Federal prosecutors have been wary about revealing the details of Colonel 
Hiett's involvement before he enters his own plea tomorrow.

But privately, law enforcement officials and others close to the case have 
said that he stored $30,000 to $45,000 given to him by his wife in his 
office safe and then took the money to the United States, where he 
deposited some in several banks accounts in small amounts, to avoid 
currency-reporting regulations. He used the rest of the money, law 
enforcement officials said, to buy money orders, also to skirt the 
reporting rules.

These same officials said that in several interviews with investigators, 
Colonel Hiett has emerged as a strait-laced man who was somewhat 
overwhelmed by his troubled wife, who has acknowledged being a manic 
depressive and a drug abuser. "I'm not using drugs currently," Mrs. Hiett 
told the court while entering her plea, "but once you're a drug addict, 
you're a drug addict for the rest of your life."

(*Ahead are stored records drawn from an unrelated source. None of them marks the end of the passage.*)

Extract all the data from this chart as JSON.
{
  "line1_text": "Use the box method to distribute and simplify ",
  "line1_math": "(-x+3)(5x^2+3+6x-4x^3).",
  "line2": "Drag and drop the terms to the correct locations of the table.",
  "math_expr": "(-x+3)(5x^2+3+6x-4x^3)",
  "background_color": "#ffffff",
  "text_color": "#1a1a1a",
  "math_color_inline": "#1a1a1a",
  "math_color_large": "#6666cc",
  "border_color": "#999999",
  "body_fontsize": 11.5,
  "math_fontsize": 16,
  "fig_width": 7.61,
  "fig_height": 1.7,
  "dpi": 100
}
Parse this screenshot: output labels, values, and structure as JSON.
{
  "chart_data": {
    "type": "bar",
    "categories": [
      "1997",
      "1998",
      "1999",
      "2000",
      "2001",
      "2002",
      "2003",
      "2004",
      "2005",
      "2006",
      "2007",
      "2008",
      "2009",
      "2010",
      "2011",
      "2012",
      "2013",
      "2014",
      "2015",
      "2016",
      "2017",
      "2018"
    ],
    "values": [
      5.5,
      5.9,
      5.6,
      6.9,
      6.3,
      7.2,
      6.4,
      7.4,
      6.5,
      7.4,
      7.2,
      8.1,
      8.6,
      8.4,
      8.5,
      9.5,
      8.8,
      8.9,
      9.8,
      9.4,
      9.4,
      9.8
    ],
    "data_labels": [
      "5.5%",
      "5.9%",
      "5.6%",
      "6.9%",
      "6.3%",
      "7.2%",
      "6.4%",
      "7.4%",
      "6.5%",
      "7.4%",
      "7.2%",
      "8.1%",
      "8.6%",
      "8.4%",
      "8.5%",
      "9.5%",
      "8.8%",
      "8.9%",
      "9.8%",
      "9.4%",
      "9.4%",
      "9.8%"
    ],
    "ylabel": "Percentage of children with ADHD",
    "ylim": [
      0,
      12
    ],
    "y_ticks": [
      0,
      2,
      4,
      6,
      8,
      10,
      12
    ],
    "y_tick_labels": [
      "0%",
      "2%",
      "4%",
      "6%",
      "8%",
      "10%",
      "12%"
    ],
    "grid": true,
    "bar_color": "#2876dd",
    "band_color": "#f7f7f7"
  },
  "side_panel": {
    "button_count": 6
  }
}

After his wife's arrest, Colonel Hiett asked to be reassigned and is now 
serving in Virginia. Colonel Hiett, who joined the Army in 1976, has filed 
for retirement, said Harvey Perritt, an Army spokesman.

Mrs. Hiett has acknowledged that, in April and May 1999, she sent six 
plain-looking brown paper packages to New York City through the embassy's 
special mail service. Although the packages were accompanied by Customs 
forms declaring the contents to be books on Colombia or other innocent 
items, they contained a little more than a kilogram of heroin each, worth 
about $700,000 altogether.

The packages - each about 12 by 6 by 4 inches and weighing about three 
pounds - were sent through the embassy's mail service, which is not open to 
the general public or even Colombians who work at the embassy. Four of them 
were mailed to an apartment rented in Jackson Heights, Queens, by Hernan 
and Timla Arcila, who are brother and sister.

On May 23, 1999, according to the government's complaint, a Customs 
official in Miami discovered cocaine in one of the packages, which was 
addressed to a Jacqueline Wellipon at the Arcilas' apartment in Queens. 
Days later, the Arcilas were arrested, and a search of their apartment 
found more cocaine, $13,000 in cash and notes that led to suspicions of 
another man, Jorge Alfonso Ayala, according to a court affidavit.

Mr. Ayala, who had been a driver for the embassy in Bogota for 15 years, 
was arrested in February in Colombia. The United States is seeking his 
extradition. Mr. Arcila pleaded guilty to drug conspiracy charges in 
January. Ms. Arcila was never officially charged in the case.